For those living in a retirement community, Thanksgiving is the perfect opportunity to bring together all of your family and friends for one of the best meals of the year. However, this holiday can pack quite the dietary wallop to otherwise healthy eating habits. According to the Calorie Control Council, the average American consumes around 3,000 calories during Thanksgiving dinner, and a total of more than 4,500 calories throughout the course of the entire day. Furthermore, Thanksgiving meals are usually loaded with more fat, and the average person may consume up to 3.5 times their recommended daily intake. During the holidays it's easy for us to put our health second and dive into second slices of apple pie, but there are numerous easy ways to make Thanksgiving a healthy holiday. Here are five ideas for planning a healthy holiday gathering:
1. Watch the butter and oil
Traditional Thanksgiving culinary advice tells us that adding butter makes anything taste better, but in general many recipes call for more butter and oil than is needed. Unless you're following a specific recipe, slowly add butter to dishes rather than pile it in right away. This will ensure that you get a good flavor without overdoing the butter and oil.
2. Assign specific foods for each guest to bring
Have you ever shown up to a potluck or gathering and found that everyone brought a dessert? Your friends and family may be prone to show up with an unhealthy dish as opposed to a salad. Better Home and Gardens recommends avoiding this scenario by assigning dishes for your guests to bring, such as veggies and other healthy sides. This way you can focus on the main course and also ensure that your guests come with healthy options.

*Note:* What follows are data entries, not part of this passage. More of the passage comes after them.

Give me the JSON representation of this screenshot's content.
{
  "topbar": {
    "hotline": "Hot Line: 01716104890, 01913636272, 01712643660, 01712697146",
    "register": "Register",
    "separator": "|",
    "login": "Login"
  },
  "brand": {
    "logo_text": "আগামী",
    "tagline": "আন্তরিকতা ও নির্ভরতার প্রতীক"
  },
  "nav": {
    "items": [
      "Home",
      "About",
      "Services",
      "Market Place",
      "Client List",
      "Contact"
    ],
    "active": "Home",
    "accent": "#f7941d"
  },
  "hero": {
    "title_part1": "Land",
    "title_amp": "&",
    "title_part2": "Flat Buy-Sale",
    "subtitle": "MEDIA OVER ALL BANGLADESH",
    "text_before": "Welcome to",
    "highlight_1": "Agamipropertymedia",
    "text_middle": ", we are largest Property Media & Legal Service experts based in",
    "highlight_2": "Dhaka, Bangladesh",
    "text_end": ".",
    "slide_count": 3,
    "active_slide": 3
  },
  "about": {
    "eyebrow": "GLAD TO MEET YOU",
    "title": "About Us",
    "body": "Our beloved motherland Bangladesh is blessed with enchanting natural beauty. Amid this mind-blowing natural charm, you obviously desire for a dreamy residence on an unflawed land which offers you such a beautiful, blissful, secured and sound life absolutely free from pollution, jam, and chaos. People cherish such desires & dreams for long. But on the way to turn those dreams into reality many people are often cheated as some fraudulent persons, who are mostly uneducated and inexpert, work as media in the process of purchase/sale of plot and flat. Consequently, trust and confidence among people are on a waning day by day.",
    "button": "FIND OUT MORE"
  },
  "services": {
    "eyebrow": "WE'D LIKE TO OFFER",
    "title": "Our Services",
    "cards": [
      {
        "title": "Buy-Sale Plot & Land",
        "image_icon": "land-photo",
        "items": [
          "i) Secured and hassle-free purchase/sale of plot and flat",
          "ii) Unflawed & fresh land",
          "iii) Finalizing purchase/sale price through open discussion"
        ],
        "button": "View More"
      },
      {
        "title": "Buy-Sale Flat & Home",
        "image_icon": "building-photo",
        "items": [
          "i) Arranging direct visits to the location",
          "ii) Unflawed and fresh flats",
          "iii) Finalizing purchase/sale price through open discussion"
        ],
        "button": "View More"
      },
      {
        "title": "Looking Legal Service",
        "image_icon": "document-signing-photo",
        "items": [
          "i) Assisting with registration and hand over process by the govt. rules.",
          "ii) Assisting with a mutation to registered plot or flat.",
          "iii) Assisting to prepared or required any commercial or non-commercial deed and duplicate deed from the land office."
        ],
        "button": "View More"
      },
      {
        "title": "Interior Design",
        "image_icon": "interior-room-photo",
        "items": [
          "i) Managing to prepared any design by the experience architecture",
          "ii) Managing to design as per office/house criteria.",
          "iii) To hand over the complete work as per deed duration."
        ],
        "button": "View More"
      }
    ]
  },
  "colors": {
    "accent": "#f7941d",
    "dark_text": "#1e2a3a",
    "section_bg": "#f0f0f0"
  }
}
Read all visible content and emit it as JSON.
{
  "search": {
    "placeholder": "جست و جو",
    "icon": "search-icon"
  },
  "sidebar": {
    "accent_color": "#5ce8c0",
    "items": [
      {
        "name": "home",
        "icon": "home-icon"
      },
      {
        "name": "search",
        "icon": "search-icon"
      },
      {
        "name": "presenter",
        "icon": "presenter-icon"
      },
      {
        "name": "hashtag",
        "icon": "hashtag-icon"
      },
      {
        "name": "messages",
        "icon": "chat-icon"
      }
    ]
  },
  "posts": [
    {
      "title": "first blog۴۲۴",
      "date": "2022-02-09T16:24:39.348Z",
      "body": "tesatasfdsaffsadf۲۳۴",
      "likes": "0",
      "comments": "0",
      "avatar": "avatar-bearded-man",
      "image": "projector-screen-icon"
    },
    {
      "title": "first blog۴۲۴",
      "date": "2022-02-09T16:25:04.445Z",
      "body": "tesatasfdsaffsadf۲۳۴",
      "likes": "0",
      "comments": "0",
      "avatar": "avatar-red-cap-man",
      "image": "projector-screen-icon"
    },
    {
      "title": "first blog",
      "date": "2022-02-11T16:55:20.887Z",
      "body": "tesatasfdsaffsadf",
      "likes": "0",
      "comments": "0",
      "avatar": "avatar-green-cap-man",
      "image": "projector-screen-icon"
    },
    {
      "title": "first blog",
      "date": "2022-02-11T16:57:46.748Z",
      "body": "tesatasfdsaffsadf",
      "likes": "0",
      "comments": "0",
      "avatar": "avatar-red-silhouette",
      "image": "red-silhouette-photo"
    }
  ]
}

3. Send guests home with leftovers
Divide leftovers up among your guests so that you're not left with a refrigerator full of heavy food. After all, a heaping slice of pumpkin pie with vanilla ice cream will probably make less of a dietary impact on your grandkids anyway. Hopefully, this will also save you on having to do all the dishes, as you can send your friends and family home with serving trays that can be returned later.
4. Opt for healthy side dishes
Make sure to have a wide range of healthy side dishes such as salad, fresh fruit, Brussels sprouts or asparagus. Also, avoid making nutritious sides unhealthy. For example, holiday tradition tells us to load up sweet potatoes with brown sugar, butter and marshmallows, but these veggies can just as easily be served mashed or roasted.
5. Use healthier ingredients
Sub out heavy ingredients for healthier alternatives. For example, rather than loading up traditional mashed potatoes with heavy cream and butter, use skim milk. Odds are when you look at all of your Thanksgiving recipes, you'll be able to find simple ways to make each of them a little bit healthier in similar fashion.